Hij knoopte met Xerxes onderhandelingen aan, vroeg zijne dochter ten huwelijk, en bood aan hem de heerschappij over Griekenland te bezorgen. Van verschillende kanten aangeklaagd, dat hij zich meer als tyran dan als strateeg gedroeg, werd P. teruggeroepen, en ofschoon hij vrijgesproken werd, werd hem het opperbevel ontnomen. Op eigen gezag keerde hij echter naar Byzantium terug, en door de Atheners van daar verdreven, zette hij van Colonae uit zijne onderhandelingen met Xerxes voort, totdat hij opnieuw teruggeroepen werd (469).
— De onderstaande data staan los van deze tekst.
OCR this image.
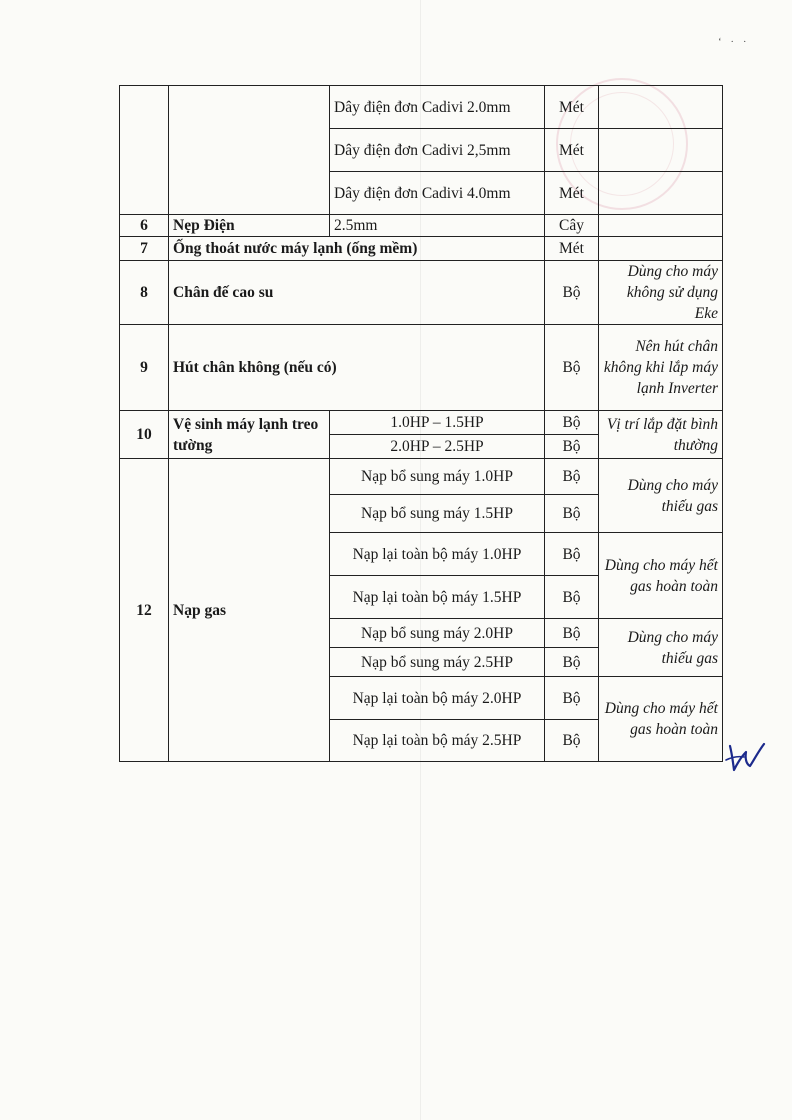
‘ · ·
		Dây điện đơn Cadivi 2.0mm	Mét	
		Dây điện đơn Cadivi 2,5mm	Mét	
		Dây điện đơn Cadivi 4.0mm	Mét	
6	Nẹp Điện	2.5mm	Cây	
7	Ống thoát nước máy lạnh (ống mềm)		Mét	
8	Chân đế cao su		Bộ	Dùng cho máy không sử dụng Eke
9	Hút chân không (nếu có)		Bộ	Nên hút chân không khi lắp máy lạnh Inverter
10	Vệ sinh máy lạnh treo tường	1.0HP – 1.5HP	Bộ	Vị trí lắp đặt bình thường
		2.0HP – 2.5HP	Bộ	
12	Nạp gas	Nạp bổ sung máy 1.0HP	Bộ	Dùng cho máy thiếu gas
		Nạp bổ sung máy 1.5HP	Bộ	
		Nạp lại toàn bộ máy 1.0HP	Bộ	Dùng cho máy hết gas hoàn toàn
		Nạp lại toàn bộ máy 1.5HP	Bộ	
		Nạp bổ sung máy 2.0HP	Bộ	Dùng cho máy thiếu gas
		Nạp bổ sung máy 2.5HP	Bộ	
		Nạp lại toàn bộ máy 2.0HP	Bộ	Dùng cho máy hết gas hoàn toàn
		Nạp lại toàn bộ máy 2.5HP	Bộ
Wederom waren er duidelijke bewijzen dat hij met den perzischen koning heulde, ook werd gezegd dat hij de Heloten tot opstand aangespoord had, toch durfden de ephoren hem nog niet te straffen, totdat zij door een van de vertrouwden van P. een brief van hem aan Xerxes in handen kregen en in de gelegenheid gesteld werden hem met eigen mond den inhoud er van te hooren bevestigen. Toen hij gevangen genomen zou worden, vluchtte hij in den tempel van Athēna Chalcioecus, daar werd hij ingesloten, het dak werd van den tempel afgenomen, de deuren dichtgemetseld en zoo stierf hij van honger. Op het oogenblik, waarop hij den geest zoude geven, werd hij uit den tempel gedragen om het heiligdom niet te bezoedelen (468).—De geheimzinnigheid, waarmede deze zaak op echt spartaansche wijze door de ephoren behandeld werd, is de oorzaak, dat reeds in de oudheid velen aan het verraad van P. getwijfeld hebben, en ook sommige nieuweren zijn van meening, dat de ephoren zelf het gerucht er van verbreid hebben om de ware beweegredenen van hunne handelwijze, welke die dan ook mogen geweest zijn, te bedekken.—2) kleinzoon van den vorigen, had de koninklijke waardigheid gedurende de ballingschap van zijn vader Plistoanax (444–426), en volgde hem na zijn dood op (408).
Gedurende de burgertwisten te Athene na afloop van den peloponnesischen oorlog, werd hij met een leger gezonden om de 30 tegen Thrasybūlus te helpen; in plaats daarvan bewerkte hij echter, hetzij uit sympathie voor de atheensche democraten of om Lysander tegen te werken, dat de democratie hersteld werd en de 30 Athene moesten verlaten. Reeds dit werd hem toen zeer kwalijk genomen, en toen hij nu in het begin van den corinthischen oorlog door te laat op de afgesproken plaats te komen de oorzaak was van de nederlaag bij Haliartus (395), werd hij in staat van beschuldiging gesteld; hij vluchtte naar Tegea, waar hij in 385 stierf.—3) Macedoniër, die Perdiccas II vruchteloos de regeering betwistte (450).—4) koning van Macedonië, die door Amyntas onttroond werd (393).—5) Macedoniër, die na den dood van Perdiccas III (360) aanspraak op de regeering maakte; hij werd door de Thraciërs ondersteund, maar toen Philippus hen voor zich had gewonnen, moest P. van zijne eischen afzien.—6) een van de lijfwachten van Philippus van Macedonië, dien hij om persoonlijke grieven vermoordde; hij vluchtte, maar werd gevat en gekruisigd.—7) ὁ περιηγητής, een Lydiër, die onder Hadriānus en de Antonijnen te Rome leefde. Hij beschreef in 10 boeken eene reis door het grootste gedeelte van Griekenland, waarbij hij vooral let op oude gebouwen en gedenkteekenen en hunne godsdienstige of artistieke beteekenis; daarnevens vermeldt hij verscheiden geschied- en aardrijkskundige bijzonderheden.
Of hij inderdaad alle plaatsen zelf bezocht heeft, die hij beschrijft, is twijfelachtig; in ieder geval heeft hij niet alleen zijn eigen waarnemingen te boek gesteld, maar ook oudere schrijvers als bronnen gebruikt. Het werk is ontstaan tusschen 161 en 177.—8) van Caesarēa in Cappadocië, leerling van Herōdes Atticus, leeraar der welsprekendheid te Athene en te Rome in de tweede eeuw na C.